Here we start with the definition of a force in words:

One of the foundation concepts of physics, a force may be thought of as any influence which tends to change the motion of an object.

"Foundation" means it is a definition, expressed differently in different physics models

This leads sequentially to  to the concepts of "work" "energy" "power"

work:refers to an activity involving a force and movement in the directon of the force. A force of 20 newtons pushing an object 5 meters in the direction of the force does 100 joules of work.
energy:is the capacity for doing work. You must have energy to accomplish work - it is like the "currency" for performing work. To do 100 joules of work, you must expend 100 joules of energy.

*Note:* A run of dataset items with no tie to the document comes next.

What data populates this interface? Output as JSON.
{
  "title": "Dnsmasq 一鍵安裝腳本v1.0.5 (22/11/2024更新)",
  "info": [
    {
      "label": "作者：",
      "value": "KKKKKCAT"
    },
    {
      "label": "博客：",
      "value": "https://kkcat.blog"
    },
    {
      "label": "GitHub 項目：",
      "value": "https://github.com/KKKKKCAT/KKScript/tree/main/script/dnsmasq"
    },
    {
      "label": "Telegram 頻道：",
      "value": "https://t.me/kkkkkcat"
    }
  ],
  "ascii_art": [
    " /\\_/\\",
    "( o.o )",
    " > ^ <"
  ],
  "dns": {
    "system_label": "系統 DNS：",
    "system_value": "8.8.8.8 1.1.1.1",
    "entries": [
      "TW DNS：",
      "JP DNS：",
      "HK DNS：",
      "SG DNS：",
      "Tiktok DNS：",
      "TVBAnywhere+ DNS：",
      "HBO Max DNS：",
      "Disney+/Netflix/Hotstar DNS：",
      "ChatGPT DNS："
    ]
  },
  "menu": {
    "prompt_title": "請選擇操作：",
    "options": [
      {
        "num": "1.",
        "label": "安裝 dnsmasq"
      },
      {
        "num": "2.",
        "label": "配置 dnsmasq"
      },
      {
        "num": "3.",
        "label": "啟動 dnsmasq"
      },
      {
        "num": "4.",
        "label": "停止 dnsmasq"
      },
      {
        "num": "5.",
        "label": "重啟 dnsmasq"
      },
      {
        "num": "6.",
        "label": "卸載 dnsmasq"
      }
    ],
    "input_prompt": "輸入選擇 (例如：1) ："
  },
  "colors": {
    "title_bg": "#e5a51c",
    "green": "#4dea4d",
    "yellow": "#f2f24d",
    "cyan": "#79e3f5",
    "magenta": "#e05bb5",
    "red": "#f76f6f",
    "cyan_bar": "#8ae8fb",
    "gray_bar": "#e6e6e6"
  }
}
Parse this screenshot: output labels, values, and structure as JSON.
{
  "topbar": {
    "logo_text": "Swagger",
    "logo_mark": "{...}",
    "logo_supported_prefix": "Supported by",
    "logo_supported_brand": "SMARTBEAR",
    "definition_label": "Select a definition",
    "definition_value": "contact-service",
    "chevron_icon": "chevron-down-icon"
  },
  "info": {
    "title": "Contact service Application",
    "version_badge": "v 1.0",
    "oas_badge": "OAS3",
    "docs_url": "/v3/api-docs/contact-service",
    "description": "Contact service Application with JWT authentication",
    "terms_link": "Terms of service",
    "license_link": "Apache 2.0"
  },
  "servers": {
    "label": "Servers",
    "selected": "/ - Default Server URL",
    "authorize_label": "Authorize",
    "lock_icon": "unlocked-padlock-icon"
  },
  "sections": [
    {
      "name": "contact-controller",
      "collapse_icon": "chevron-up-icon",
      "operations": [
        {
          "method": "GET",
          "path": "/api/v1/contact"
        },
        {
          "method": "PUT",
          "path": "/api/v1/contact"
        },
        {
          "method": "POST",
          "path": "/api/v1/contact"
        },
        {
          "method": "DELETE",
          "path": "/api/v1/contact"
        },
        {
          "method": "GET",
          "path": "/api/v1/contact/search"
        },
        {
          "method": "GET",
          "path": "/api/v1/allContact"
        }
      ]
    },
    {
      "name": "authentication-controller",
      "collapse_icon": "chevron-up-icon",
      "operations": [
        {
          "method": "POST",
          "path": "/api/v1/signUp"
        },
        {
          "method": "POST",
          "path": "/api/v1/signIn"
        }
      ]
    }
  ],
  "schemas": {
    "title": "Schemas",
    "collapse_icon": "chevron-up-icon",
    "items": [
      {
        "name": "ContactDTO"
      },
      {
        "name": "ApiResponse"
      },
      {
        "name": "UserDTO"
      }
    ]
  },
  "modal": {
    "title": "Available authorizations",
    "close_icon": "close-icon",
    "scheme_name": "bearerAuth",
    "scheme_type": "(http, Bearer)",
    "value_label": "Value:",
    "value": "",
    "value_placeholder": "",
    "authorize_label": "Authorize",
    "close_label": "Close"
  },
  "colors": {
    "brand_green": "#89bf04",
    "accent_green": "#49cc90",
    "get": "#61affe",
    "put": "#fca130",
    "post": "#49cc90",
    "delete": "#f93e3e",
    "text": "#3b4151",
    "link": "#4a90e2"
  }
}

So in the manner that the physics models have developed, there is no other definition.
Can one invent another definition? Yes, Example :One may start postulating the Lorenz transformations on four vectors  and postulate that "energy is the value in the four vector that gives as the length the invariant mass of the particle given the momentum". Momentum, mv, is the basis in this case. This would be correct, but a very complicated way of defining energy, particularly energy in the emergent classical mechanics system.
A: "[…] we cannot define a thing on the basis of what it is doing or what it can do."
Why not? Try defining a progressive wave other than in terms of what it's doing!
In my opinion "The energy of a system is the amount of work it can do" is an excellent starting definition of energy. It enables one to derive the Newtonian formula ($\frac{1}{2}mv^2$) for kinetic energy, and formulae for potential energy in uniform and inverse square law fields, escape velocities, closest distances of approach and so on.
Later on one discovers various difficulties with the "amount of work it can do" definition. The Second law of Thermodynamics is, on the face of it, a glaring example. If heat is a form of energy, but you can't turn it all into work, that seems to generate a contradiction. [This argument is (deliberately) rather sloppily stated.] Another example: according to quantum mechanics an oscillatory system (e.g. a diatomic molecule) has a zero point energy, that is a minimum energy that cannot be removed from the system, so the system's energy is greater than the amount of work it can do!
There are ways of getting round these difficulties and preserving the "amount of work" definition of energy, but they come at the cost of caveats and interpretative devices (arguably sophistry) that spoil the original simplicity of the idea. In fact one may wish to abandon "the amount of work it can do" as a definition of energy, and to look upon energy as a conserved quantity which can be calculated for various systems by specific formulae or equations. An admission of defeat?
A: From my perspective, it is just a number associated with a system or object. For instance, a 2 kg ball moving with velocity 5 m/s has kinetic energy of 25 J. This number is always conserved for a system of objects (for instance 2 balls colliding, or two charges acting on each other) provided that no external forces act on it.